Vaisheshika-sutra with Commentary

by Nandalal Sinha | 1923 | 149,770 words | ISBN-13: 9789332869165

The Vaisheshika-sutra 9.2.6, English translation, including commentaries such as the Upaskara of Shankara Mishra, the Vivriti of Jayanarayana-Tarkapanchanana and the Bhashya of Chandrakanta. The Vaisheshika Sutras teaches the science freedom (moksha-shastra) and the various aspects of the soul (eg., it's nature, suffering and rebirth under the law of karma). This is sutra 6 (‘reminiscence, how produced’) contained in Chapter 2—(? Inferential cognition)—of Book IX (of ordinary and transcendental cognition...).

Sūtra 9.2.6 (Reminiscence, how produced)

Sanskrit text, Unicode transliteration, Word-for-word and English translation of Vaiśeṣika sūtra 9.2.6:

आत्मनः संयोगविशेषात् संस्काराच्च स्मृतिः ॥ ९.२.६ ॥

ātmanaḥ saṃyogaviśeṣāt saṃskārācca smṛtiḥ || 9.2.6 ||

ātma-manasoḥ—between the soul and the mind; saṃyoga-viśeṣat—from a particular conjunction; saṃskārāt—from impression or retention or latency; ca—and Smṛtiḥ, Reminiscence.

6. Reminiscence (results) from a particular conjunction between the Soul and the Mind and also from Impression or latency.

Commentary: The Upaskāra of Śaṅkara Miśra:

(English rendering of Śaṅkara Miśra’s commentary called Upaskāra from the 15th century)

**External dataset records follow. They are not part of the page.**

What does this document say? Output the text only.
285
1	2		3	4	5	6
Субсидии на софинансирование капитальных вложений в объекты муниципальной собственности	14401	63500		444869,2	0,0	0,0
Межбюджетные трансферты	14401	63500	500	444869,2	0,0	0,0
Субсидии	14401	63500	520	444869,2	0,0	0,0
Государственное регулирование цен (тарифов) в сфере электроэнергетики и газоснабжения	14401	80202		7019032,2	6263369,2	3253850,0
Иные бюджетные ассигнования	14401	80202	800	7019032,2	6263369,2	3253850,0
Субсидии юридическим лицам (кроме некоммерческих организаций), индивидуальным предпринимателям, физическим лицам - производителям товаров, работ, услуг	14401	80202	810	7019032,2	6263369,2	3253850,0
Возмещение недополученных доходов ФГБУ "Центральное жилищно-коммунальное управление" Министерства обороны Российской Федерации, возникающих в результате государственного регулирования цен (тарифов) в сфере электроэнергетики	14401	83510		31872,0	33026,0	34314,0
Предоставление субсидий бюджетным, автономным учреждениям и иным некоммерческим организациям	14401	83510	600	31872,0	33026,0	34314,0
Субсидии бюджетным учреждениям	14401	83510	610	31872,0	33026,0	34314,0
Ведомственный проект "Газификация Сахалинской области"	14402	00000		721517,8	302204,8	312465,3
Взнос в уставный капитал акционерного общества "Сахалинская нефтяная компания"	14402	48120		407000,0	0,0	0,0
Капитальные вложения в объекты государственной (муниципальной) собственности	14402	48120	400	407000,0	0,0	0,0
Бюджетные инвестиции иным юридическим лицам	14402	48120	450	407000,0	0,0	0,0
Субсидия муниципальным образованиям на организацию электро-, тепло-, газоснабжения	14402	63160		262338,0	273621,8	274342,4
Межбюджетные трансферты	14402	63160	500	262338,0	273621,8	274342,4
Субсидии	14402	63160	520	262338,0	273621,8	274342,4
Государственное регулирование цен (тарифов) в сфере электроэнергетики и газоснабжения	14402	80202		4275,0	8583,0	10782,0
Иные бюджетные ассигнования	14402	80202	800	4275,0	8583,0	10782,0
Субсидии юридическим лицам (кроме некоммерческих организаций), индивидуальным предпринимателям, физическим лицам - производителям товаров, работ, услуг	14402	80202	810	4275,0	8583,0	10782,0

Inferential cognition having been explained, he now begins another topic.

[Read sūtra 9.2.6 above]

“Results”—This is the complement of the aphorism. ‘Saṃyoga-viśeṣaḥ’ means contact or contiguity such as reflection or meditation or inter-penetration, etc. From this as the non-combinative cause, in the soul as the combinative cause, ‘Smṛtiḥ,’ (reminiscence), a particular kind of cognition or knowledge, is produced, He states the efficient cause by ‘Saṃskārāt.’ By the word ‘ca’ he implies past, experience which too is operative here as the object recalled. Reminiscence or recollection imitates the correctness of the previous experience, such alone being the recollection of him who has mistaken a rope for a snake and has consequently fled from it. It does not, moreover, follow that reminiscence should take place at all times or continually, since it depends on the resuscitation of the mental impression. Accordingly it has been said by the revered Praśastadeva, “Reminiscence, caused by the inferential process (as in inferring fire from smoke there is recollection of the universal concomitance of fire and smoke), desire, re-production (or suggestion of one idea by another), and aversion, and having for its content the past, among objects seen, heard, and otherwise experienced, (results) from a particular conjunction between the soul and the mind, due to the observation of a suggestive mark, voluntary attempt at recollection, etc., and from impression or latency produced by intuitions constantly repeated and attended to with interest.”

The cognition of highly advanced sages, or their intellectual intuition has not been separately noticed by the author of the aphorisms. It is included within perception by Yogins or ascetics (See IX.ii.13 below). In the treatise, called the Padārtha-Pradeśa, an account of it has been given, which is as follows: “Prescient or inventive cognition which is. produced from conjunction between the soul and the mind, and also from a particular dharma, virtue or merit, independently of inferential marks, etc., in advanced sages, the promulgators of the Vedas, in respect of objects, supersensible, or past, present, and future, or in respect of dharma, etc., as preserved in books,—that is called sagely cognition.” This form of cognition at times arises in ordinary or wordly people also; as when a young maiden says, “My heart assures me my brother will depart to morrow.”—.